Convexity = Σ[t(t+1) · PV(CFt)] / [P · (1+y/m)2 · m2]

Where t is the period number, PV(CFt) is the present value of the cash flow in period t, P is the bond price, y is the annual yield, and m is the coupon frequency per year.

How it works

Convexity measures the curvature of the bond's price-yield curve. When yield changes are large, duration alone underestimates price decreases and overestimates price increases; convexity provides a second-order correction: ΔP/P ≈ −Dmod·Δy + ½·Convexity·(Δy)².

This calculator uses the standard textbook formula for full-period (not between-coupon) settlement and applies the same period rate and period numbering for both Macaulay duration and convexity. Accrued interest and fractional first periods are not modeled.

Worked example

2-year annual 5% coupon bond at par (YTM = 5%)

  1. Cash flows: CF₁ = $50, CF₂ = $1,050; period rate = 5%
  2. PV(CF₁) = 50/1.05 = 47.619; PV(CF₂) = 1050/1.05² = 952.381
  3. Price = 47.619 + 952.381 = $1,000.00
  4. Conv numerator = 1×2×47.619 + 2×3×952.381 = 95.238 + 5,714.286 = 5,809.524
  5. Convexity = 5,809.524 / (1000 × 1.05² × 1²) = 5,809.524 / 1,102.5 = 5.2694 yrs²

Convexity = 5.2694 yrs²

Common mistakes to avoid

  • Relying on duration alone for large yield changes — duration is a linear approximation; convexity captures the curvature that makes duration underestimate price gains and overestimate price losses.
  • Using annual periods in the convexity formula for a semi-annual coupon bond without adjusting by m^2, producing a figure that is off by a factor of 4.
  • Confusing positive and negative convexity — callable bonds can exhibit negative convexity at low yields because the price is capped by the call price.

Key terms

Convexity
A measure of the curvature of the relationship between a bond's price and its yield; higher convexity means the bond price rises more when yields fall and falls less when yields rise.
Macaulay Duration
The weighted average time (in years) until a bond's cash flows are received, with weights equal to the present value of each cash flow.
Modified Duration
Macaulay Duration divided by (1 + periodic yield); it approximates the percentage change in bond price for a 1% change in yield.
Yield to Maturity (YTM)
The total annual return an investor would earn if the bond is held until it matures, assuming all coupon payments are reinvested at the same rate.

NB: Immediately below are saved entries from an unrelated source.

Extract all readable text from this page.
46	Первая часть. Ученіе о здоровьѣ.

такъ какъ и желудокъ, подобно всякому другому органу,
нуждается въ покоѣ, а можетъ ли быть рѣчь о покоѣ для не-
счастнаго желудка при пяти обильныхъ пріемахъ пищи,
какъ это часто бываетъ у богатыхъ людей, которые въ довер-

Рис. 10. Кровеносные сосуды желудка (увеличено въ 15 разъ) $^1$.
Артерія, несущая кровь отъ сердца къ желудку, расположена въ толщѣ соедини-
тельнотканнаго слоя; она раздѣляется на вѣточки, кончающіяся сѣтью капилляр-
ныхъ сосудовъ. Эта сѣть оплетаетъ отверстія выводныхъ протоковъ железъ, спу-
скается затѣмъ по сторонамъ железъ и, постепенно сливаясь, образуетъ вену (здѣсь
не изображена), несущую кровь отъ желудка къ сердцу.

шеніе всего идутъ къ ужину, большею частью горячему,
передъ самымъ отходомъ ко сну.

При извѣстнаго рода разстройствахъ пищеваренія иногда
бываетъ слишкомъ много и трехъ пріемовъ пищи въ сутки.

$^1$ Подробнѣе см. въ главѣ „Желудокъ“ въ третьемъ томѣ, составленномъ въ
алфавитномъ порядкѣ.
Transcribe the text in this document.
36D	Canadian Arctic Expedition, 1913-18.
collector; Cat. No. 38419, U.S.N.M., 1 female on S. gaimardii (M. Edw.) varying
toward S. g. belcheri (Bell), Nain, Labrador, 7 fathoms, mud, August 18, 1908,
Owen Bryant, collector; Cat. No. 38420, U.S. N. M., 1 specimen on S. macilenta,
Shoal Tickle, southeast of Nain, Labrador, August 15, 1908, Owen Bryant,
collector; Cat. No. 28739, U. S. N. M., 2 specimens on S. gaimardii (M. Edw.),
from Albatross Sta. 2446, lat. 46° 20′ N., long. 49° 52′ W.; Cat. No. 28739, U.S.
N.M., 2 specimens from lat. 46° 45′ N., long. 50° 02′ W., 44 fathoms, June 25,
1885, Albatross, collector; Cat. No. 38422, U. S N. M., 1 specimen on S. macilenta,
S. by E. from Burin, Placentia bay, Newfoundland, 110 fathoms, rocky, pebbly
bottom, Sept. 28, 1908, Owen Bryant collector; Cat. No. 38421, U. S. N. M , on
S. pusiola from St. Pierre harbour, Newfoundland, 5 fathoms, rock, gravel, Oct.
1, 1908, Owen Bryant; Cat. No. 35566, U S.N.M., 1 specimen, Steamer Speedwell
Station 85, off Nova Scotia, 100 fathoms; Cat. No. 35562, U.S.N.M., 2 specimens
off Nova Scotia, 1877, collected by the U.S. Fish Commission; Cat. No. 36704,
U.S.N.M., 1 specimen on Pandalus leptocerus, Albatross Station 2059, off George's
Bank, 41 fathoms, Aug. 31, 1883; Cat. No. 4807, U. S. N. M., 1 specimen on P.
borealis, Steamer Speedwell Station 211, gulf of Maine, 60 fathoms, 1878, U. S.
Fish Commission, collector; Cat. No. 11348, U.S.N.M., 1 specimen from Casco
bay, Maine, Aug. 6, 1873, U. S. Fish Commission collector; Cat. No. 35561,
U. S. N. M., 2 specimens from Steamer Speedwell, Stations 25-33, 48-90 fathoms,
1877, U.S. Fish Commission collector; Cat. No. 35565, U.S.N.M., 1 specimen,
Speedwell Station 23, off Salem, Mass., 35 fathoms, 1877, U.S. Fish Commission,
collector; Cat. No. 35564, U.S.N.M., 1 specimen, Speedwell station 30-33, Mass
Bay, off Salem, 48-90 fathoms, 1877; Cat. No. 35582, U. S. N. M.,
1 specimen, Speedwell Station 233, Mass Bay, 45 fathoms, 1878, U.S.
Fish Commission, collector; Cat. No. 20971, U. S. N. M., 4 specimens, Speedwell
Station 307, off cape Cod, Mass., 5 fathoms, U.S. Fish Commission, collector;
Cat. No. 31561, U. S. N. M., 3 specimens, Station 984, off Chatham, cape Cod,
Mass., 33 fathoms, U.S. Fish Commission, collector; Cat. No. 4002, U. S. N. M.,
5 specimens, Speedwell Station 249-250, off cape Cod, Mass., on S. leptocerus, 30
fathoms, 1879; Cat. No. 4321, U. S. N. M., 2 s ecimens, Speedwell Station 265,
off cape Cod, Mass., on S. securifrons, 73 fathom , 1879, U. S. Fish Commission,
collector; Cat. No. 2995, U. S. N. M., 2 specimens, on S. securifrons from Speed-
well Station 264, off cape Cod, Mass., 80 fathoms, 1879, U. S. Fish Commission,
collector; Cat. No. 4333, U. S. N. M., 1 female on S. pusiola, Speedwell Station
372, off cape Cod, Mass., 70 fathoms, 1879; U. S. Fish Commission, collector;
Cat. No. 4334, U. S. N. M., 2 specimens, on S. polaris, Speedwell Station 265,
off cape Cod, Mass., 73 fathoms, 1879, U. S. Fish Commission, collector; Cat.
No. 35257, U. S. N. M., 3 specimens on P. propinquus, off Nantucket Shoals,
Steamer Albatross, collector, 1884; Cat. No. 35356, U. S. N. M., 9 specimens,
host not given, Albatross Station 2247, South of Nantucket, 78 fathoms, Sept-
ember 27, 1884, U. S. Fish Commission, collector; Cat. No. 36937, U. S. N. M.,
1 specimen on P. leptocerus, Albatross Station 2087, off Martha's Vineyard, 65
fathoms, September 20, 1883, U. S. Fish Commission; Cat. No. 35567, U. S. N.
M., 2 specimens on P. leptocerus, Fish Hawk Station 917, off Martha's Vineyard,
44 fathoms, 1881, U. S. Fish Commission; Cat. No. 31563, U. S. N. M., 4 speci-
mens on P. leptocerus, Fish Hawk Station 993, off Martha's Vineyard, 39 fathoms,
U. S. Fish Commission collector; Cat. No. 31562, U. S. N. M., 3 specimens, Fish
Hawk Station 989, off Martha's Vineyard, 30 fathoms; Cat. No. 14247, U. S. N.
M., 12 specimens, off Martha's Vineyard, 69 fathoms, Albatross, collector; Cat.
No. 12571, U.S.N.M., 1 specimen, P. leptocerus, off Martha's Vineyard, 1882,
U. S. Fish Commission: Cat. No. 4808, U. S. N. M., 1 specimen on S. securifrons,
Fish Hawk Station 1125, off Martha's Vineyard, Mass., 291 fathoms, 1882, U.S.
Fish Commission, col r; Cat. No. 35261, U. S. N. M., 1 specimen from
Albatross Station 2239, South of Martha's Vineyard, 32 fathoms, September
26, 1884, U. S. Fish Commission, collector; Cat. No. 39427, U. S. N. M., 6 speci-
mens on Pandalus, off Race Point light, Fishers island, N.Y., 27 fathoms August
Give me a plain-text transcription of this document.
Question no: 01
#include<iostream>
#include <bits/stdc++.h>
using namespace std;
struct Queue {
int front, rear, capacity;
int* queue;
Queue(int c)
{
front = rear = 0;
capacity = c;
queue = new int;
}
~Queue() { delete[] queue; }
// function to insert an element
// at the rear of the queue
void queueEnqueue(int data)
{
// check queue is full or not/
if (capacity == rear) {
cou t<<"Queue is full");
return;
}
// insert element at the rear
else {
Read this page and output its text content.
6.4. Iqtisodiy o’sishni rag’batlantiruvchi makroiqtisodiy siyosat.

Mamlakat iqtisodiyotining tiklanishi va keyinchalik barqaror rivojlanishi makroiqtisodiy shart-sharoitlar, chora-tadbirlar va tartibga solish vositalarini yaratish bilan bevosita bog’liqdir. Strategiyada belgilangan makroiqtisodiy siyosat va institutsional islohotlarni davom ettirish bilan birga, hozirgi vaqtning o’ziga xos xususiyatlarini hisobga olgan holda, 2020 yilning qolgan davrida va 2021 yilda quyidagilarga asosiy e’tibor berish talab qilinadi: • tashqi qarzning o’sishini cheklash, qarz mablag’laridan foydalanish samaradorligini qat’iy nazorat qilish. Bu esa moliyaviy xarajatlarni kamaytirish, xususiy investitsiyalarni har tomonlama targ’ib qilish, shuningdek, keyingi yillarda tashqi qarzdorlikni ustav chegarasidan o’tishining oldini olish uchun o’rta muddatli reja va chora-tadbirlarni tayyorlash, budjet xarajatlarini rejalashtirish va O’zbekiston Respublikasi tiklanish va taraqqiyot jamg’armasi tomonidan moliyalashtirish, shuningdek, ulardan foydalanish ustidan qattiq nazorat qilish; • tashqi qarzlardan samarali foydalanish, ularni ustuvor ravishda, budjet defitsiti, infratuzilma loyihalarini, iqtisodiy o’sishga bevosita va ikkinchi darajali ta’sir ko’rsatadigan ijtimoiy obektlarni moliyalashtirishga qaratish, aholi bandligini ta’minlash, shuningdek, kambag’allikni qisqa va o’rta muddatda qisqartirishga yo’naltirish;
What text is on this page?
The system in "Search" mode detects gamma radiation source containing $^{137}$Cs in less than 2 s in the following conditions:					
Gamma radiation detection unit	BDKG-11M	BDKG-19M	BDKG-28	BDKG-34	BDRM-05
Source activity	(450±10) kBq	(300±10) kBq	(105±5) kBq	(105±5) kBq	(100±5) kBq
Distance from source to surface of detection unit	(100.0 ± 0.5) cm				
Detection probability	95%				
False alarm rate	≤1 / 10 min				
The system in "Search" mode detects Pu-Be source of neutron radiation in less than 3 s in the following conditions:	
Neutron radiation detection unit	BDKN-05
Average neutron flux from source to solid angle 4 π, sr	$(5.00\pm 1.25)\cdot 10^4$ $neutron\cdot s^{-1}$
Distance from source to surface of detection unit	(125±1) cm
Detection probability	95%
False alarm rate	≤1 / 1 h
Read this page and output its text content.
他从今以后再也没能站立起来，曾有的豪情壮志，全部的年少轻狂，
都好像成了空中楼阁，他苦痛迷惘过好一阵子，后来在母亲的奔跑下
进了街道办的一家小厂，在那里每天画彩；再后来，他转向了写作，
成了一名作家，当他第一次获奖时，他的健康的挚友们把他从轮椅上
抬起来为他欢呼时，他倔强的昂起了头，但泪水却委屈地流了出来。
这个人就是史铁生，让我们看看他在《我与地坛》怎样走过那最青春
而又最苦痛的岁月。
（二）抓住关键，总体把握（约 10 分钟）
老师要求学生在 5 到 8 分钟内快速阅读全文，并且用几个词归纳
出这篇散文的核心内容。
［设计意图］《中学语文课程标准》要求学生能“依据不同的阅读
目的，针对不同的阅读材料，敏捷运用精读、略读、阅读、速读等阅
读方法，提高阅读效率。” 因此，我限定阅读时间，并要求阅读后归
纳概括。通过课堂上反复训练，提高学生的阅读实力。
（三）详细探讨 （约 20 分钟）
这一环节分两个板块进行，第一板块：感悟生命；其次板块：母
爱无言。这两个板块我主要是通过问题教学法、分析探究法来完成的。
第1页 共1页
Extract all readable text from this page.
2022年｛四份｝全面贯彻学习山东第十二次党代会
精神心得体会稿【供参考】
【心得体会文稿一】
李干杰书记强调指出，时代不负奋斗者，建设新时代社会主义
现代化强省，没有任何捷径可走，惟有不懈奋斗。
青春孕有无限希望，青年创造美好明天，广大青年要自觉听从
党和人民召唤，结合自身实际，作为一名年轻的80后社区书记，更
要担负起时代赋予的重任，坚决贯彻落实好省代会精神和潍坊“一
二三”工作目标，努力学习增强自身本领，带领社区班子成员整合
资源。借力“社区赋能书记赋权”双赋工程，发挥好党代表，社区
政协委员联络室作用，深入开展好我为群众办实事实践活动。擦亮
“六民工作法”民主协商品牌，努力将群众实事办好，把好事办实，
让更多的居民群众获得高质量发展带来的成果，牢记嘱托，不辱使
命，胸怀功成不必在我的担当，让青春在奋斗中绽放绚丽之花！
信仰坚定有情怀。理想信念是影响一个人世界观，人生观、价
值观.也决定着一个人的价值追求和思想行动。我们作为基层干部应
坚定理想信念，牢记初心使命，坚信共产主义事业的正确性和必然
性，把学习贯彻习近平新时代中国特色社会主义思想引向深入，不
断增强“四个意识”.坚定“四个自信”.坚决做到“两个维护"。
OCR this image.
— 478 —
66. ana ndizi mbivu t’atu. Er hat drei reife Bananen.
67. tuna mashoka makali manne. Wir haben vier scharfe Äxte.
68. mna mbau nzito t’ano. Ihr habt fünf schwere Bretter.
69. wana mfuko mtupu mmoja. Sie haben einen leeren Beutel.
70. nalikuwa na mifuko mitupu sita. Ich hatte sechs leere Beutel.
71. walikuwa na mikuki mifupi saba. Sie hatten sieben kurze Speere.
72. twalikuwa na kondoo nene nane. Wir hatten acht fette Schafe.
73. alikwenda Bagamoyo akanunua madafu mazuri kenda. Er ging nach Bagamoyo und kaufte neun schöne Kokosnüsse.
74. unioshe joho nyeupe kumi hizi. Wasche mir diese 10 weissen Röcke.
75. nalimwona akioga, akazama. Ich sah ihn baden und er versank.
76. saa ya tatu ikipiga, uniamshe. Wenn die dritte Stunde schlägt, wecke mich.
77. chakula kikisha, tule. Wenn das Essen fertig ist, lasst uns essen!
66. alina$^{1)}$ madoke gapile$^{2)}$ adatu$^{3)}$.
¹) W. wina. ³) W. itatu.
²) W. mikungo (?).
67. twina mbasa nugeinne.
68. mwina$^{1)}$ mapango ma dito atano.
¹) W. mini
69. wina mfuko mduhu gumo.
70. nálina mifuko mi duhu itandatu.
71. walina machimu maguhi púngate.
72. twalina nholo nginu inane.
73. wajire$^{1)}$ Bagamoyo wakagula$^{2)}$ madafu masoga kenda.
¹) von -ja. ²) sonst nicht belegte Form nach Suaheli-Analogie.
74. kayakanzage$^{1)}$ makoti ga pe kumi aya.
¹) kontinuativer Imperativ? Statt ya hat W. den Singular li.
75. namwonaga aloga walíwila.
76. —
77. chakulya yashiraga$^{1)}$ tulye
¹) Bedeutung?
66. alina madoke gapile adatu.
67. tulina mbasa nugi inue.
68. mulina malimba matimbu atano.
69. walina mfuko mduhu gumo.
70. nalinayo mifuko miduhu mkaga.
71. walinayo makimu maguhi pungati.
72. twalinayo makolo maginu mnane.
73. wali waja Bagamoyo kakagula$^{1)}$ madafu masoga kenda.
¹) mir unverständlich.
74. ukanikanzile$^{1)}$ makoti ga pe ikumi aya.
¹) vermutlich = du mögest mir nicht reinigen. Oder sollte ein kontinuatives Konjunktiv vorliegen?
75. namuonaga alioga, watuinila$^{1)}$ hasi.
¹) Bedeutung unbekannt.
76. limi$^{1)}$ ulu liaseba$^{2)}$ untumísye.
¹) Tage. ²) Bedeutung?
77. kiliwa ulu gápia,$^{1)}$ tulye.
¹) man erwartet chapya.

Frequently asked questions

Why is positive convexity desirable in a bond?
A bond with positive convexity gains more in price when yields fall than it loses when yields rise by an equal amount. This asymmetry benefits the holder and is reflected in the bond's price.
How do I use convexity to improve a duration-based price estimate?
Approximate price change = -Duration x dy + 0.5 x Convexity x (dy)^2, where dy is the change in yield. The convexity term adds the curved correction to the linear duration estimate.
Do zero-coupon bonds have high or low convexity?
High convexity, because their duration equals their maturity (the longest possible for a given term) and convexity increases with duration. A 20-year zero has substantially more convexity than a 20-year coupon bond.